Di antara karakteristik dunia ini yang perlu dipahami dengan baik adalah besarnya porsi pembicaraan tentang kekuasaan dan bagaimana meraihnya untuk mencapai kemaslahatan yang sebesar-besarnya bagi manusia. Secara psikologis, kita sering terpenjara dengan ungkapan ‘Jangan mengejar jabatan’ sehingga abai dengan dahsyatnya dampak positif sebuah kekuasaan yang digunakan sebaik-baiknya untuk kemaslahatan umat dan sebaliknya dahsyatnya kerusakan dari penggunaan kekuasaan yang tidak benar.
Padahal, kalaupun ungkapan tersebut bersumber dari peringatan Rasulullah saw tentang bahaya sebuah jabatan, hal itu lebih kepada peringatan agar jangan menyelewengkan jabatan, atau peringatan bagi mereka yang bermental lemah untuk menduduki sebuah jabatan.
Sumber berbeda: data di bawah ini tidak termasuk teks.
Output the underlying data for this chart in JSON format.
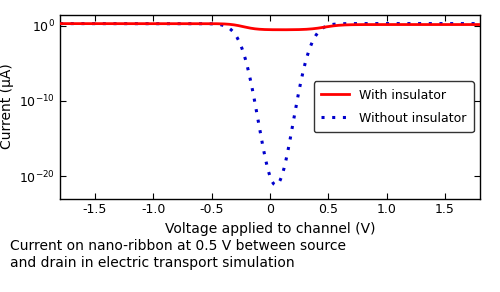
{
  "xlabel": "Voltage applied to channel (V)",
  "ylabel": "Current (μA)",
  "caption": "Current on nano-ribbon at 0.5 V between source\nand drain in electric transport simulation",
  "xlim": [
    -1.8,
    1.8
  ],
  "ylim_log_min": -23,
  "ylim_log_max": 1.5,
  "yticks": [
    1.0,
    1e-10,
    1e-20
  ],
  "xticks": [
    -1.5,
    -1.0,
    -0.5,
    0.0,
    0.5,
    1.0,
    1.5
  ],
  "red_color": "#ff0000",
  "blue_color": "#0000cc",
  "legend_entries": [
    "With insulator",
    "Without insulator"
  ],
  "figsize": [
    5.0,
    2.92
  ],
  "dpi": 100
}
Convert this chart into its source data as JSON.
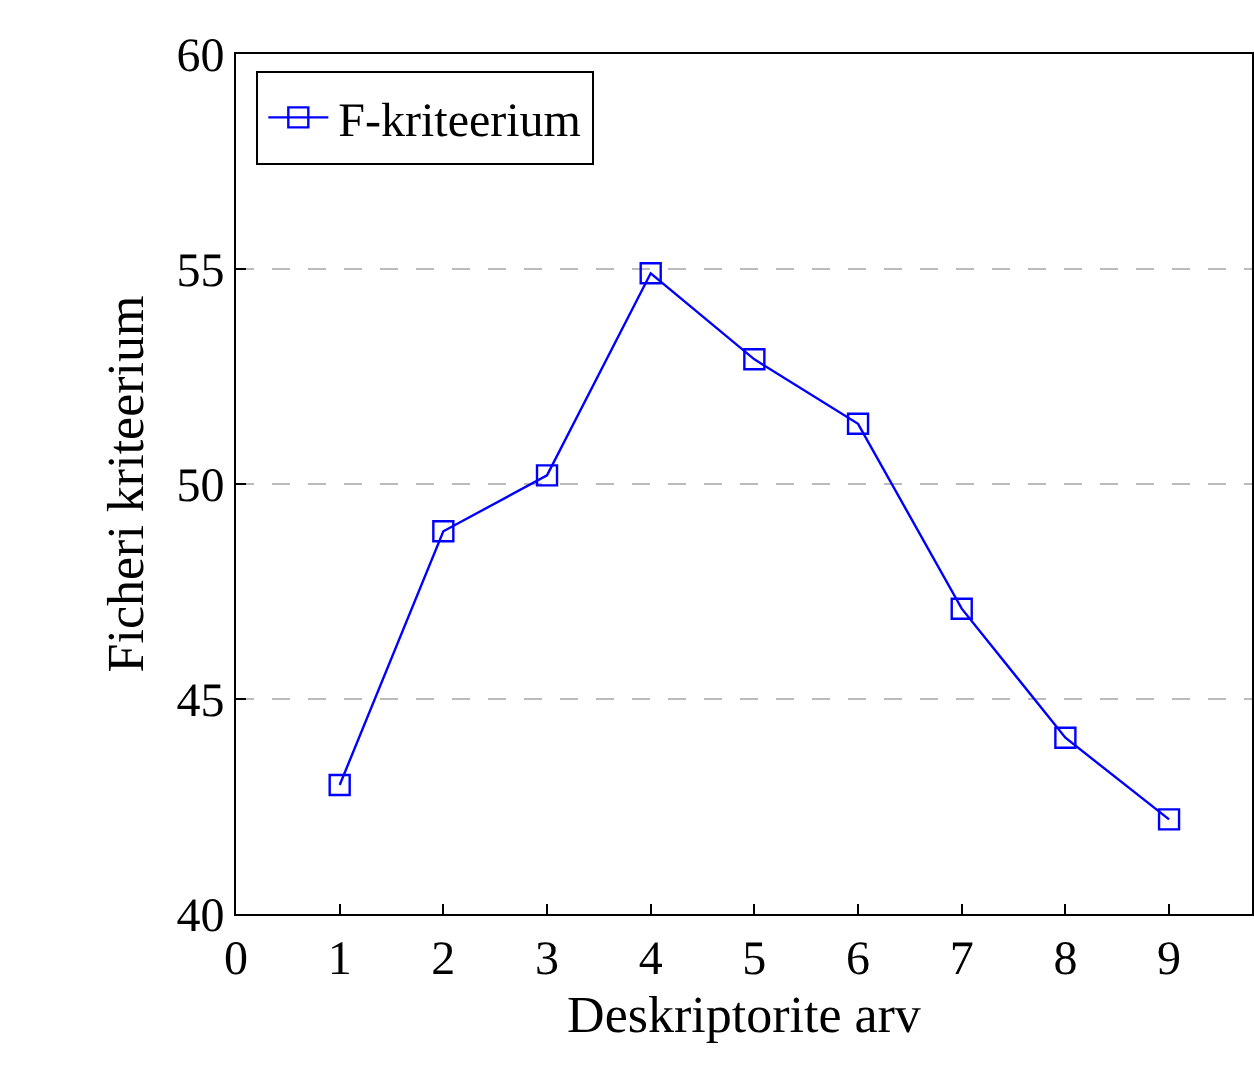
{
  "chart_data": {
    "type": "line",
    "xlabel": "Deskriptorite arv",
    "ylabel": "Ficheri kriteerium",
    "x": [
      1,
      2,
      3,
      4,
      5,
      6,
      7,
      8,
      9
    ],
    "series": [
      {
        "name": "F-kriteerium",
        "color": "#0000ff",
        "values": [
          43.0,
          48.9,
          50.2,
          54.9,
          52.9,
          51.4,
          47.1,
          44.1,
          42.2
        ]
      }
    ],
    "xlim": [
      0,
      9.8
    ],
    "xticks": [
      0,
      1,
      2,
      3,
      4,
      5,
      6,
      7,
      8,
      9
    ],
    "ylim": [
      40,
      60
    ],
    "yticks": [
      40,
      45,
      50,
      55,
      60
    ],
    "grid": "y",
    "legend": "top left",
    "marker": "square",
    "line_style": "solid"
  }
}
Adapun mengusahakan agar sebuah jabatan dipegang oleh orang yang kita pandang kompeten, apalagi disaat ada kekhawatiran jatuh ke tangan orang yang tidak bertanggungjawab, justeru di sinilah setiap muslim dituntut kontribusi dan perannya. Dan bisa jadi dia merupakan kewajiban.
Hal inilah yang dicontohkan oleh Nabi Yusuf as, sehingga dia menyodorkan tawarannya kepada pejabata Mesir… “Jadikanlah aku bendahara Negara…” (QS. Yusuf: 55) dan dampaknya adalah sebuah kerja prestisius yang dapat menyelamatkan penduduk Mesir dari bahaya kelaparan. Dan beberapa hari yang lalu, Presiden Mursi baru saja melakukan panen raya di Mesir yang menghasilkan produk gandum berlipat-lipat di banding penguasa diktator sebelumnya, dan akan melakukan swasembada daging dengan membuka jalur langsung dengan Sudan yang memiliki potensi peternakan berlimpah, untuk meninggalkan ketergantungan dengan negara-negara eksportir pangan dan daging dari barat…
Bahwa ada orang yang mengeksploitir masalah kekuasaan untuk kepentingan pribadi, mestinya tidak membuat kita terjebak dalam beban psikologis seperti itu. Sebab, jika itu langkah yang kita ambil, sama artinya kita menyerah menghadapi kondisi buruk untuk seterusnya kita serahkan urusan kita kepada orang lain yang tidak dapat kita harapkan.
Ini bukan masalah pertandingan Barca lawan Real Madrid, yang kita peduli atau masa bodoh, tidak berbanding lurus dengan realita dalam kehidupan nyata di tengah kita. Tapi ini adalah masalah yang kita suka atau tidak suka ‘menang kalahnya’ akan berdampak langsung bagi kondisi sebuah masyarakat yang kita berada di dalamnya.
Di sisi lain, tindakan tersebut (abai terhadap masalah politik) merupakan sebentuk sikap yang mengesankan lari dari tanggungjawab. Karena setelah sikap itu diambil, tidak ada lagi konsekwensi yang akan dia tanggung. Lain halnya jika dia mengambil sikap untuk terjun dan ‘berjibaku’ di dalamnya, penuh dengan berbagai konsekwensi yang akan dia tanggung (termasuk berbagai tuduhan dan kecaman) dan pada gilirannya akan mengantarkannya pada sebuah kerja besar yang membutuhkan stamina besar dengan agenda besar.
Bukankah hal ini yang diisyaratkan oleh Rasulullah saw dalam sabdanya,
“Seorang mu’min yang berbaur dengan masyarakat dan sabar terhadap gangguan mereka, lebih baik dari seorang mu’min yang tidak berbaur dan tidak sabar dengan gangguan mereka.” (HR. Tirmizi).
Maka, dalam kontek perpolitikan, apalagi menjelang pemilu tahun depan, menjadi amat mendesak untuk membicarakan arti sebuah kekuasaan bagi kemaslahatan umat dan bagaimana kita meraihnya secara konstitusional. Tentu dengan bingkai dan orientasi yang lurus serta monitor dan evaluasi yang spartan.
Setelah itu, jika ada orang yang masih mengusik-usik kerja anda dengan tuduhan ‘haus kekuasaan’ cukup anda katakan, ‘Ini politik, bung!”